Ajdin took Santa’s hands in his own and kissed the backs of them, his eyes brimming.
The boys, caught up in the excitement, leaped to their feet and began cheering and jumping up and down, the tips of their moustachios rising and falling with each jump.
Ajdin grinned. “Look at them! As I said, there is a special magic in your home.”
“In our home, now,” Santa corrected. “In our home …”
“There is a special magic in our home, Papá and Mamá,” Ajdin repeated, and again his eyes filled. “The boys are proof of the magic. José there, for example … Would it surprise you to know that the one bouncing about like a rubber ball was the mayor of the city of Zamora for two, four-year terms, beginning 1871? His campaign gave his age at fifty-three, but he was more than double that, at a hundred and ten.” He smiled massaging his hands. “Yes, we never forget our children’s births. José here,” he said, smiling broadly, “was born on August 10th, 1761.”
“Yes! Yes! And how could he not—oh-ho-ho—not have been the mayor, what with all that, ah-ha!—enthusiasm? I might have to check my records—the world is so full of children now—but I know it would be right there, ho-ho-ho my boy! Your father has to be proud of you!”
“Indeed, I am. It was he who brought water piping and plumbing—a marvel at the time, though crude, of course by today’s standards—to the city. That was a hundred and fifty years ago. His statue still stands in the plaza, in front of the library.”
“It doesn’t surprise me at all, ho-ho-ha-ha, there was a—I remember now—there was a star by his name on last year’s list. There was one, ho-ho-ho, by Gustav’s name as well. Both of you had been such good boys!”
“Ah, yes, Gustav.” Ajdin stopped suddenly. “Boys, go sit by Santa’s knees before you fall and hurt yourselves.” As they did so, he continued, “Gustav, here, my eldest—would you believe that bubbly mischief-maker, Gustav, had been lead proctor, in 1705, and within the unheard of span of two years, the Dean of the University of Leipzig, in Germany, where he was known for his discipline and firmness?
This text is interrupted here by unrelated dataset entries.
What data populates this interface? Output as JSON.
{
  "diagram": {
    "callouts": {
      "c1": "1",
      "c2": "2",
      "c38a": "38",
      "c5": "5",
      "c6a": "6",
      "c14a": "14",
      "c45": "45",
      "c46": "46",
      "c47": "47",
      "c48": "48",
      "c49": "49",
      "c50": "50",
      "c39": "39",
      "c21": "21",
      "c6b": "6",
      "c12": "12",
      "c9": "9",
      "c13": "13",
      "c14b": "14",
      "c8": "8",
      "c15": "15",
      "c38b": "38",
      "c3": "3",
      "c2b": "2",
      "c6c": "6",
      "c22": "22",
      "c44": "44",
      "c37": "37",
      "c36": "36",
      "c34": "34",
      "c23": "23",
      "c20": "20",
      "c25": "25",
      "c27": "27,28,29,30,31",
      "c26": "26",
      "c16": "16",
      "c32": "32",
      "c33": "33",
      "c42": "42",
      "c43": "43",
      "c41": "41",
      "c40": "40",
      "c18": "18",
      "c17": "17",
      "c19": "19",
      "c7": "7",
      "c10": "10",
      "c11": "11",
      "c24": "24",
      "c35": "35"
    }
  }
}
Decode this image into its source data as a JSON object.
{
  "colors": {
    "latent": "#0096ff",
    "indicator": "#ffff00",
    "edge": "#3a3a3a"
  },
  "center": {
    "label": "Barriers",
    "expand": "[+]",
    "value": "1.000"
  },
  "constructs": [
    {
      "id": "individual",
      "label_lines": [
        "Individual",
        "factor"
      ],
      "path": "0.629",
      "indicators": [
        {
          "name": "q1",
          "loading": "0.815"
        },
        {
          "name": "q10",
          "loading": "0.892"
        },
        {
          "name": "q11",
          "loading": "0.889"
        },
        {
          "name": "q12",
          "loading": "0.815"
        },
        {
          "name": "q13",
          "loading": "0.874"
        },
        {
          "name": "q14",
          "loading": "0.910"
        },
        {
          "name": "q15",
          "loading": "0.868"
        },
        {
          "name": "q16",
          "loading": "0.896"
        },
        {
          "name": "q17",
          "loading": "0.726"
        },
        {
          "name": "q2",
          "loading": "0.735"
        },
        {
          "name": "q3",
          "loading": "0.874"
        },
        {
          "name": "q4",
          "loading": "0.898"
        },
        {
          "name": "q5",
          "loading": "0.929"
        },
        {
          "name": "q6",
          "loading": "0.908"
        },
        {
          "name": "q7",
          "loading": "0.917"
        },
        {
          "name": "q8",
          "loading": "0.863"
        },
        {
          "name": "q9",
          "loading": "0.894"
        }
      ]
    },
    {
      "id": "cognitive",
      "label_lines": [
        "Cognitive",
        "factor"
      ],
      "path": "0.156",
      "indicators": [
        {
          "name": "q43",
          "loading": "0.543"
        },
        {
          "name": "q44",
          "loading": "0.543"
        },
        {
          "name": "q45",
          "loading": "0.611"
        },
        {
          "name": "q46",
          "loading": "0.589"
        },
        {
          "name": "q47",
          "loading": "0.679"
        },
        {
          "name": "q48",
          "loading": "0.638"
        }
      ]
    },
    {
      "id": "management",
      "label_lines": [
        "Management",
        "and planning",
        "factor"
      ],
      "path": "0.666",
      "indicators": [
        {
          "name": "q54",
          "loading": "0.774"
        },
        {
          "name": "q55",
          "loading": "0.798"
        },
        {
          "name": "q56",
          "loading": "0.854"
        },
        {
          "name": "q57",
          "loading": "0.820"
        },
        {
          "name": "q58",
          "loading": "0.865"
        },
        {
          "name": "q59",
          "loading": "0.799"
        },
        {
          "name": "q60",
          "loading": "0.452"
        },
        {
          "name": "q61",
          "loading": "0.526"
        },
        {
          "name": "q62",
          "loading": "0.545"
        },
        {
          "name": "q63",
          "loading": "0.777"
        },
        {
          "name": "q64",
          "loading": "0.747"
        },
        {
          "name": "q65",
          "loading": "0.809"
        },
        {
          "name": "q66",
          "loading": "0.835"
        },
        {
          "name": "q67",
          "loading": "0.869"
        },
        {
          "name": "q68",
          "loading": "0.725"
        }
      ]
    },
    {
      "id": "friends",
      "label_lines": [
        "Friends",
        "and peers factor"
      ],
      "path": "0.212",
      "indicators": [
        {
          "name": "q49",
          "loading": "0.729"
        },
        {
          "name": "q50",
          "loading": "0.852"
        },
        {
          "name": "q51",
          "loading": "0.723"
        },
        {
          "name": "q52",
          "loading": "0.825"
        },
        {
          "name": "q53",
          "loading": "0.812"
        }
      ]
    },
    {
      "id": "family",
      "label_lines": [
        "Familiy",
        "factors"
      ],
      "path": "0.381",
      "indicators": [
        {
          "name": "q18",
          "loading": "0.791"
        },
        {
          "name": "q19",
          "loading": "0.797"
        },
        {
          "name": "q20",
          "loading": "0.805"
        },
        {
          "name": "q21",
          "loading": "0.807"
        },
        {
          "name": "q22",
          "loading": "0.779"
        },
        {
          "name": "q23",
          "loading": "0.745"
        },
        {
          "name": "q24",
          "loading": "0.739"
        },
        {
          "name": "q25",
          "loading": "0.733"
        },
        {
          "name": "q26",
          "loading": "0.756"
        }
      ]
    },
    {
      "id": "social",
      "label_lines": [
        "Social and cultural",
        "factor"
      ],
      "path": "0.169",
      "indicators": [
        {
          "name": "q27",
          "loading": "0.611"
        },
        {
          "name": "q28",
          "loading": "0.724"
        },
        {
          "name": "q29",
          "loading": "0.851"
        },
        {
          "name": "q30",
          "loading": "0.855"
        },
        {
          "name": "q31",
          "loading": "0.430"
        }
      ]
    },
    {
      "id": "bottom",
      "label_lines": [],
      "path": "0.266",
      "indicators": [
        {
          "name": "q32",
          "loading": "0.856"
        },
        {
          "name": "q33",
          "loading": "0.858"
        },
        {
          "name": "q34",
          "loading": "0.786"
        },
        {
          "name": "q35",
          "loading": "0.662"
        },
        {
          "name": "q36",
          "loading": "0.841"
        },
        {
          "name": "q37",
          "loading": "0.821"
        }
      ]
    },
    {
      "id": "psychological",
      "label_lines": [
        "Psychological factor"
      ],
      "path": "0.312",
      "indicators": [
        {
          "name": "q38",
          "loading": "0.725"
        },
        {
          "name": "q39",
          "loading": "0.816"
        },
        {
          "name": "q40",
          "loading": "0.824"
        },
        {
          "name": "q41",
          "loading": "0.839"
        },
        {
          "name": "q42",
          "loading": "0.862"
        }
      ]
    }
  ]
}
Feared, but respected by all—students and faculty alike?” He clasped his hands and rested his chin on their knuckles as he tilted his head. “No father was ever more proud of his son. Dean of the oldest, most respected university in Germany at the unheard-of young age of forty-three—according to the university’s reckoning. Of course, the secret that both Gustav and I hoarded was that he was born a hundred and eighty years earlier, in 1527.
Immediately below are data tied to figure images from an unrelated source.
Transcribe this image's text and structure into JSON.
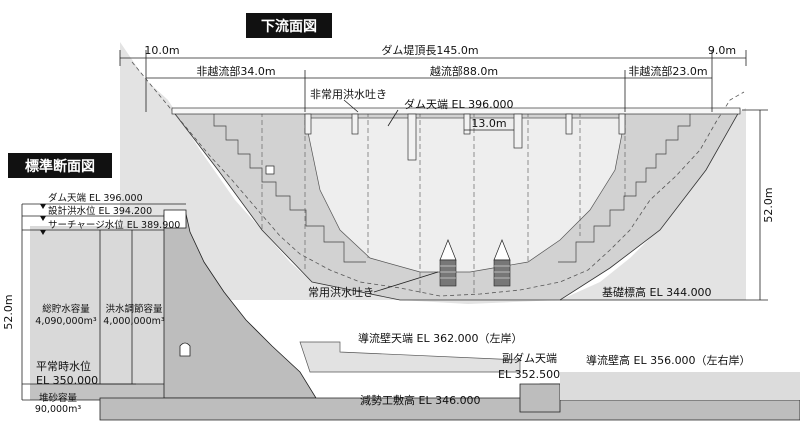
{
  "titles": {
    "downstream_view": "下流面図",
    "standard_section": "標準断面図"
  },
  "downstream": {
    "crest_length": "ダム堤頂長145.0m",
    "left_margin": "10.0m",
    "right_margin": "9.0m",
    "non_overflow_left": "非越流部34.0m",
    "overflow": "越流部88.0m",
    "non_overflow_right": "非越流部23.0m",
    "emergency_spillway": "非常用洪水吐き",
    "crest_elevation": "ダム天端 EL 396.000",
    "gate_pitch": "13.0m",
    "height": "52.0m",
    "regular_spillway": "常用洪水吐き",
    "foundation_elevation": "基礎標高 EL 344.000"
  },
  "section": {
    "crest": "ダム天端 EL 396.000",
    "design_flood_level": "設計洪水位 EL 394.200",
    "surcharge_level": "サーチャージ水位 EL 389.900",
    "height": "52.0m",
    "total_storage_label": "総貯水容量",
    "total_storage_value": "4,090,000m³",
    "flood_control_label": "洪水調節容量",
    "flood_control_value": "4,000,000m³",
    "normal_level_label": "平常時水位",
    "normal_level_value": "EL 350.000",
    "sediment_label": "堆砂容量",
    "sediment_value": "90,000m³",
    "training_wall_left": "導流壁天端 EL 362.000（左岸）",
    "sub_dam_label": "副ダム天端",
    "sub_dam_value": "EL 352.500",
    "training_wall_both": "導流壁高 EL 356.000（左右岸）",
    "stilling_basin": "減勢工敷高 EL 346.000"
  }
}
“Oh, yes," said Nicholas, nodding … "I’d have to go way, waaay back, but ho-ho-ha-ha—have no doubt about it that Gustav, here, would be in my ledgers as well. And you were with them both, Ajdin? You were right there with them in their moments of great achievement?”
“But of course … I was their father!”
“Bless your hearts …” Santa’s voice quivered to a stop in mid-sentence, while he removed his fogged glasses, revealing eyes that were overflowing. “… bless all our hearts, for we are all together as we should be.”